State Farm was the single largest homeowner insurer in Mississippi, so they had many Katrina-related claims. They denied many of them on the grounds that the damage came from flooding rather than from wind and rain and were accused of not acting in good faith. Eventually however, they lost a case in a Federal district court in southern Mississippi. The court decided that they could not arbitrarily deny a claim based on the flooding exclusion, but actually had to prove that flooding was the cause of the damage.
Then State Farm settled a lawsuit with the Mississippi Attorney General, the Mississippi Insurance Commission, and a lawyer representing individual homeowners. They will eventually pay at least $50 million and possibly as much as $500 million to homeowners in the settlement. Around 1,000 homeowners, whose houses were so thoroughly destroyed that it is impossible to determine whether flood, rain, or wind caused the destruction, will be compensated for 50% of the value of their homes. The insurance company re-opened the claims of about 35,000 homeowners and re-examined whether wind caused any of the damages.

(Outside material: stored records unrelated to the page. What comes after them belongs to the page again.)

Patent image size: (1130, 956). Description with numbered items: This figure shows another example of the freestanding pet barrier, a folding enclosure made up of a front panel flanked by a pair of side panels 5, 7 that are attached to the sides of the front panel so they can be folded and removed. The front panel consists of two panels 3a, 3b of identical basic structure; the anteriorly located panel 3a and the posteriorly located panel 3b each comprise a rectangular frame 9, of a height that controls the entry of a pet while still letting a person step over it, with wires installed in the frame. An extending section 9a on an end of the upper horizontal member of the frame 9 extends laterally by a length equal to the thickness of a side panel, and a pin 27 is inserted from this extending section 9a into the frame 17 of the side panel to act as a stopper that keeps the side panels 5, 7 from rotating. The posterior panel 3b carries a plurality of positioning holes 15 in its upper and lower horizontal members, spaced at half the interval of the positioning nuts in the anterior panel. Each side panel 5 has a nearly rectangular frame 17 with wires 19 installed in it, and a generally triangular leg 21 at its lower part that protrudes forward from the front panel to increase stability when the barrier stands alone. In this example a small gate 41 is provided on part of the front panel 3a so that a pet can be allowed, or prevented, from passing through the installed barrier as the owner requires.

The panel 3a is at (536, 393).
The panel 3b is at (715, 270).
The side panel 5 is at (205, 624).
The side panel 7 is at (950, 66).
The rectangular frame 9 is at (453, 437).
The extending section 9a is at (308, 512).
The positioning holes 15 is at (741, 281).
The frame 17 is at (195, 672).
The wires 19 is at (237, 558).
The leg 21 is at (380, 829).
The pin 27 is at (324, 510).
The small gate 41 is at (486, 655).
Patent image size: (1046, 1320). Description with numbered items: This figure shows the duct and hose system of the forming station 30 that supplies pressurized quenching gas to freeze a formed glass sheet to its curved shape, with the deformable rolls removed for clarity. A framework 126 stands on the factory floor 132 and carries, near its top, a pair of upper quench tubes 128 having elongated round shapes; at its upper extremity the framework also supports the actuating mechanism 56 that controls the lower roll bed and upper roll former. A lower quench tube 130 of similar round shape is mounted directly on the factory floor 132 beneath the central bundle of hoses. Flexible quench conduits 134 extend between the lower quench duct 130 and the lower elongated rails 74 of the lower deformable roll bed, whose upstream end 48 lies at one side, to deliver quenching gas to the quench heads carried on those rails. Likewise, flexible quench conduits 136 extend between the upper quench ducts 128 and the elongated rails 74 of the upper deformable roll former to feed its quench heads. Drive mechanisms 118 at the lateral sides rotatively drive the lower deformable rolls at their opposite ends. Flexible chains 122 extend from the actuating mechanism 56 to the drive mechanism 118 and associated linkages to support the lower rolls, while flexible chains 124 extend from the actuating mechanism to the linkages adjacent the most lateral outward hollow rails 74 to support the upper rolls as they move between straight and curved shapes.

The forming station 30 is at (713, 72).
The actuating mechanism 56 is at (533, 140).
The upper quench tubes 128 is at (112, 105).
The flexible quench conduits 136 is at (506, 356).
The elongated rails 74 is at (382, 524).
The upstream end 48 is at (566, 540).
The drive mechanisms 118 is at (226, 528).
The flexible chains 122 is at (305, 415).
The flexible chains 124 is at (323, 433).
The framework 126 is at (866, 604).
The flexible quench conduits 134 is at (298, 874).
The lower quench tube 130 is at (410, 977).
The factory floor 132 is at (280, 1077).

I don’t know whether these developments influenced their decision, but a short time later State Farm announced that they would stop writing any new homeowner insurance policies in Mississippi. This became a trend. Allstate, the country’s second largest property insurer, cancelled 95,000 homeowner policies in Florida and 28,000 in New York, specifically New York City, Long Island, and Westchester County. Although no hurricane has hit New York since 1938, the insurance company decided that the risk is too great. It also does not write any more new policies in the 14 counties along the Texas Gulf Coast.
In general, businesses operating in hurricane-prone regions have found that their insurance premiums have risen and their coverage has decreased, assuming they can buy insurance at all. The August 28, 2006, issue of Business Insurance cited Nashville-based HCA (formerly Hospital Corporation of America) as one example. It operates hospitals on the gulf coast and found their property insurance premiums increased by 167% for less coverage. Total insured losses world-wide for all insurance companies from catastrophes were $61.2 billion in 2005 and $27.5 billion in 2004.